A high-frequency charged particle accelerator for accelerating charged particles, the high-frequency charged particle accelerator comprising:
An accelerating cavity that accelerates charged particles,
A charged particle source for injecting a charged particle beam into the accelerating cavity, wherein the output current of the charged particle beam is variable; and
A high-frequency source using a vacuum tube for supplying high-frequency power to the acceleration cavity in a pulsed manner so that the acceleration cavity is pulse-excited, wherein the anode loss at the peak output of the vacuum tube exceeds the maximum rating of the vacuum tube and the average anode A high-frequency source that can be pulsed so that the loss is within the maximum rating of the vacuum tube;
A pulse control unit for controlling the charged particle source and the high frequency source so as to turn on and off the output current of the charged particle beam of the charged particle source in accordance with the timing of the pulse output of the high frequency source;
A high-frequency charged particle accelerator comprising:   2. The high frequency charged particle accelerator according to claim 1, wherein the high frequency source is capable of pulse driving so that a peak output is equal to or greater than a product of an average output and a reciprocal of a duty ratio.

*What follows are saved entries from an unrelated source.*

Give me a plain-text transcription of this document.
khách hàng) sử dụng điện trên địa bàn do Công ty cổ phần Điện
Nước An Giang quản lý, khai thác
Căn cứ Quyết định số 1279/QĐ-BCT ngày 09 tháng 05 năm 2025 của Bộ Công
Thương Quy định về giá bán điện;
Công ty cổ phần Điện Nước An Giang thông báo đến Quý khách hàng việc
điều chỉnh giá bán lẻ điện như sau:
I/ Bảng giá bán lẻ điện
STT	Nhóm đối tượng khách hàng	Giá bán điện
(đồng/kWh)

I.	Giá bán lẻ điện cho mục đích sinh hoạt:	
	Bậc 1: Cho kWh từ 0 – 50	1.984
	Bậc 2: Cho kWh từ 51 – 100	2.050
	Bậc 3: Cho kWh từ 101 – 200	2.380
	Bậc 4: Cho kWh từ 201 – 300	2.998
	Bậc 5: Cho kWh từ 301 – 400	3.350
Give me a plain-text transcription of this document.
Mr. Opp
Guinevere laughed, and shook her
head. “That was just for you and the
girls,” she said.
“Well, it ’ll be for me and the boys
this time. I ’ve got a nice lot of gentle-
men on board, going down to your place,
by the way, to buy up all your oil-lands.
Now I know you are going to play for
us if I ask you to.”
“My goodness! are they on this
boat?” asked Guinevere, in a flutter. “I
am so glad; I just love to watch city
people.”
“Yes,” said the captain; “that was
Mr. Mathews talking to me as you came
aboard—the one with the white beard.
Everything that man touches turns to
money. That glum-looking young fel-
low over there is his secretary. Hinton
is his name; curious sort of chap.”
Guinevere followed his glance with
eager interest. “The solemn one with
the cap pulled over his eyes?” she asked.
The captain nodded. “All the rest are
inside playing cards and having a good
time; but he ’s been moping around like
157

Accelerator.   3. The high frequency charged particle accelerator according to claim 1, wherein the acceleration cavity is a linear acceleration cavity having a linear beam path. The high-frequency charged particle accelerator according to claim 1 or 2, wherein the acceleration cavity is a meandering type acceleration cavity that meanders a beam path,
Furthermore, in order to accelerate while causing the charged particles to meander, the deflecting unit is arranged outside the acceleration cavity and deflected so that the direction of the accelerated charged particle beam meanders.
A high-frequency charged particle accelerator characterized by that.